Duh: 30 percent of Americans knowingly open spam
It seems that it's not enough for people to know it's spam. A survey suggests the mere thought that there might be money, sex, or a friend behind it is too much for many to resist.
"I know I shouldn't, but I will."
Such a thought has, over many centuries, been the precursor to explosions, amputations, marriages, and most of my previous relationships.
Thankfully, it is an impulse that seems to be shared by so many Americans that tears may shortly come to your eyes in sheer relief.
For I am in possession of research suggesting that many Americans just can't help opening spam e-mails, even though they know they're spam.

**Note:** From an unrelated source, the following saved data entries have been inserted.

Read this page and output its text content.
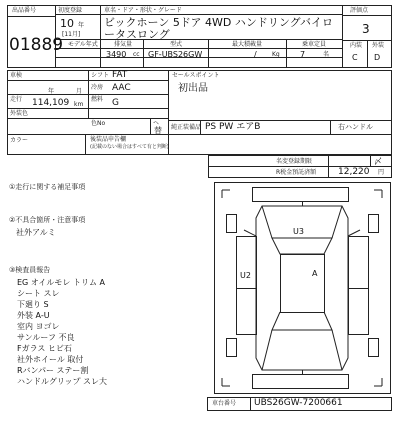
出品番号
01889
初度登録
10 年
[11月]
車名・ドア・形状・グレード
ビックホーン 5ドア 4WD ハンドリングバイロータスロング
評価点
3
モデル年式	排気量	型式	最大積載量	乗車定員
3490 cc GF-UBS26GW	/	Kg	7	名
内装 外装
C D
車検	シフト FAT
年	月
冷房 AAC
走行 114,109 km
燃料 G
外装色
色No	ヘ
替
カラー	後装品申告欄
(記載のない場合はすべて有と判断)
セールスポイント
初出品
純正装備品 PS PW エアB	右ハンドル
名変登録期限	〆
R税金預託済額 12,220 円
①走行に関する補足事項
②不具合箇所・注意事項
社外アルミ
③検査員報告
EG オイルモレ トリム A
シート スレ
下廻り S
外装 A-U
室内 ヨゴレ
サンルーフ 不良
Fガラス ヒビ石
社外ホイール 取付
Rバンパー ステー割
ハンドルグリップ スレ大
U3
U2	A
車台番号 UBS26GW-7200661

In this research, nearly one-third of respondents admitted that, at some time or other, they had opened an e-mail that they knew to have nefarious intentions.
Some 8.8 percent of these people went even further and downloaded the attachment that adorned the e-mail, once it had been opened.
Are people so devoid of the basic membranes of life that they insist on acting against their best interests? Oh, just look at election results and the average Vegas chapel.
Here, though, the motivations divided along gender lines.
Men simply couldn't help but feel attracted to the lure of anything to do with money or sex. Yes, in that order. (Take a look at the embedded video.)
Women, on the other hand -- at least according to this research -- were more moved by the promise of a new socially networked friend. "Hi! It's Alison. Remember me?!!"
You will be stunned into sending yourself spam featuring a naked selfie of Scarlett Johansson when I reveal who sponsored this fine, and no doubt meticulous, research. For it was a company called Halon, which just happens to enjoy a deep involvement in software secured networks.
Still, let she who has never, ever opened an e-mail promising to reveal an undressed Justin Timberlake be the one to cast the first stone-cold sober snort.
Human beings are weak. We do things without thinking, often because we're on the Web and we know that thinking takes too long.
We might miss out on something exciting and how can we live with ourselves if we do?
Oddly, though our critical faculties are permanently impaired, our lust for revenge remains strong.
A full 31.4 percent of these respondents said that they'd take action against someone who sent them spam. Like what? Ask them for Mila's number?
No, almost 9 percent of men said they'd send an angry e-mail, while 7 percent said they'd make a bitter phone call.
Spam comes in so many forms. It could be e-mail, text, or a social media post. Frankly, these days I'm suspicious of messages in a bottle.
There are quite a few ways to detect spam.
Poor spelling and grammar are an indicator -- though they might also be an indicator that you've received a message from your nephew at Yale.
It's also worth looking at the sender's e-mail address and a subject line that might be rather too good to be truly intended for the eyes of the sane.
At heart, though, the reason people open these messages is because they believe in serendipity.
They believe that, one day, their prince will come, their princess will arrive, or their lottery numbers will come up.
At heart, we are dreamers and the unscrupulous often take advantage of that.
That's how divorce lawyers make so much money.